今この時期に資産形成を進めるのか、資産防衛を貫くのか。いずれにしてもホームアセットバイアスに陥っていないか注意が必要である。

ホームアセットバイアスとは ?

資産形成・防衛をしたいなら知っておきたい「ホームアセットバイアス」とは ?
(画像=Watchara / stock.adobe.com)

「ホームアセットバイアス」とは、ホームアセット (自国資産) への投資配分比率が海外資産への配分比率を上回る状態を指す。リスクを恐れて円預金だけで資産を保有する場合も同様だ。

●なぜホームアセットバイアスに陥るのか ?

投資環境が整備され、欧米やアジアなどの世界各地の株式に投資したり、外貨預金で運用したりすることが容易な時代になったにもかかわらず、なぜホームアセットバイアスに陥ってしまうのだろうか。

まず挙げられる要因として、情報の非対称性がある。投資する際には、決算書やその企業に関するニュースで株式の売買を決定することも多い。海外企業の場合でも、各企業のホームページからIR情報をダウンロードしたり、海外のニュースを視聴したりすることは気軽にできるが、依然として言語の壁は残る。外国語で書かれた決算書を読み込んで投資判断を下すのは、多くの人にとってハードルが高い。その結果、母語で容易に情報を入手できる国内企業の株式に目が向いてしまうことになる。

さらに為替リスクも要因となる。たとえば外貨預金で高金利の通貨を運用すれば、円預金よりも高い金利収入が期待できる。しかしひとたび円高に振れると、せっかくの金利収入も相殺され、元本割れのリスクが出てくる。

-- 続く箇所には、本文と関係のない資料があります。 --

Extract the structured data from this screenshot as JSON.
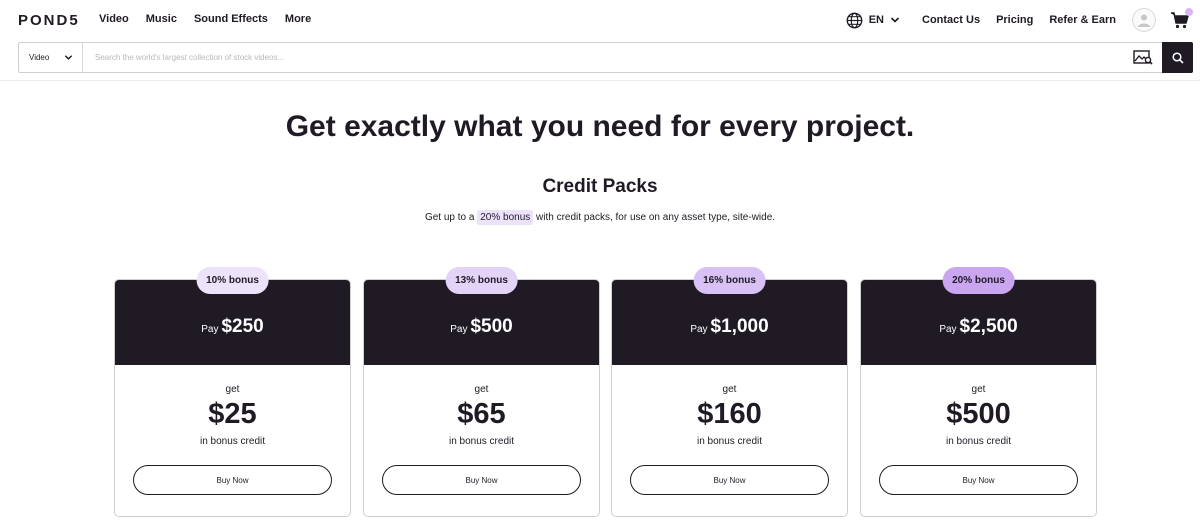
{
  "header": {
    "logo": "POND5",
    "nav": [
      "Video",
      "Music",
      "Sound Effects",
      "More"
    ],
    "language": "EN",
    "links": [
      "Contact Us",
      "Pricing",
      "Refer & Earn"
    ]
  },
  "search": {
    "type": "Video",
    "placeholder": "Search the world's largest collection of stock videos..."
  },
  "main": {
    "title": "Get exactly what you need for every project.",
    "section_title": "Credit Packs",
    "subtitle_pre": "Get up to a ",
    "subtitle_highlight": "20% bonus",
    "subtitle_post": " with credit packs, for use on any asset type, site-wide."
  },
  "cards": [
    {
      "badge": "10% bonus",
      "pay_label": "Pay",
      "pay": "$250",
      "get_label": "get",
      "bonus": "$25",
      "bonus_label": "in bonus credit",
      "button": "Buy Now",
      "badge_color": "#ece3fb"
    },
    {
      "badge": "13% bonus",
      "pay_label": "Pay",
      "pay": "$500",
      "get_label": "get",
      "bonus": "$65",
      "bonus_label": "in bonus credit",
      "button": "Buy Now",
      "badge_color": "#e3d4f7"
    },
    {
      "badge": "16% bonus",
      "pay_label": "Pay",
      "pay": "$1,000",
      "get_label": "get",
      "bonus": "$160",
      "bonus_label": "in bonus credit",
      "button": "Buy Now",
      "badge_color": "#d8c1f4"
    },
    {
      "badge": "20% bonus",
      "pay_label": "Pay",
      "pay": "$2,500",
      "get_label": "get",
      "bonus": "$500",
      "bonus_label": "in bonus credit",
      "button": "Buy Now",
      "badge_color": "#caa6f1"
    }
  ],
  "colors": {
    "dark": "#1f1a24",
    "accent": "#d7b6f3"
  }
}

一方、為替相場は円安に動く可能性もあり、この場合は為替益によって利益が上乗せされることもある。しかしながら、時として人には、思い込みや環境によって非合理な判断を下してしまう認知バイアスという心理現象が現れる。投資の世界では、この認知バイアスは利益の獲得よりも損失の回避を優先する傾向に働き、結果としてホームアセットバイアスにかかってしまう。

●ホームアセットバイアスはリスクになる ?

高度成長期やバブル期の日本であれば、国内のみの投資でも相対的に高い利益が確保できたかもしれない。しかし現在は、少子高齢化に伴う国内市場の縮小や社会の成熟化により、過去のような高い経済成長率は期待しづらい。

さらに自然災害の多い日本では、いつ次の災害が起こるかわからず、ホームアセットバイアスに陥っている状態は投資としてリスクが高いといえる。

年金積立金管理運用独立法人 (GPIF) もかつては資産の半分以上を国内債券で運用し、ホームアセットバイアスにかかった状態であった。しかし、現在は国内株式・国内債券・海外株式・海外債券それぞれ25%ずつを目安にし、国内対海外の比率が50対50になるようにポートフォリオを組んでいる。

このことからも明らかなように、国際分散投資を実践していくことは1つの投資モデルとして確立しているのだ。

国際分散投資を行う上での注意点

国際分散投資を行う際にも、いくつかの注意点がある。

まずは地域の分散である。米国ではダウ平均株価が史上最高値を更新しているが、だからといって米国だけに投資するのではなく、その他の国も投資対象に含めてバランスを整えることが賢明な選択だろう。

また、投資商品を分散することも鍵となる。株以外に、債券や外貨預金も利用し、各国の通貨で運用することも視野に入れながらリスクを管理する。

投資時期もドルコスト平均法を活用して、高値掴みをしないように長期的に投資することがリスク軽減に繋がる。

ホームアセットバイアスを正しく理解しリスク分散をしよう

国際分散投資には為替リスクが潜むため、価格変動リスクが存在するのは事実である。一方で、外貨の価格変動を恐れ、ホームアセットバイアスに陥った状態での投資継続もリスクとなり得ることを認識しなければならない。

まずポートフォリオを見直してホームアセットバイアスに陥っていないかをチェックしよう。その上で外国株や外貨預金を活用しながら、国際分散投資のスタンスでリスクの管理を進めていきたいところだ。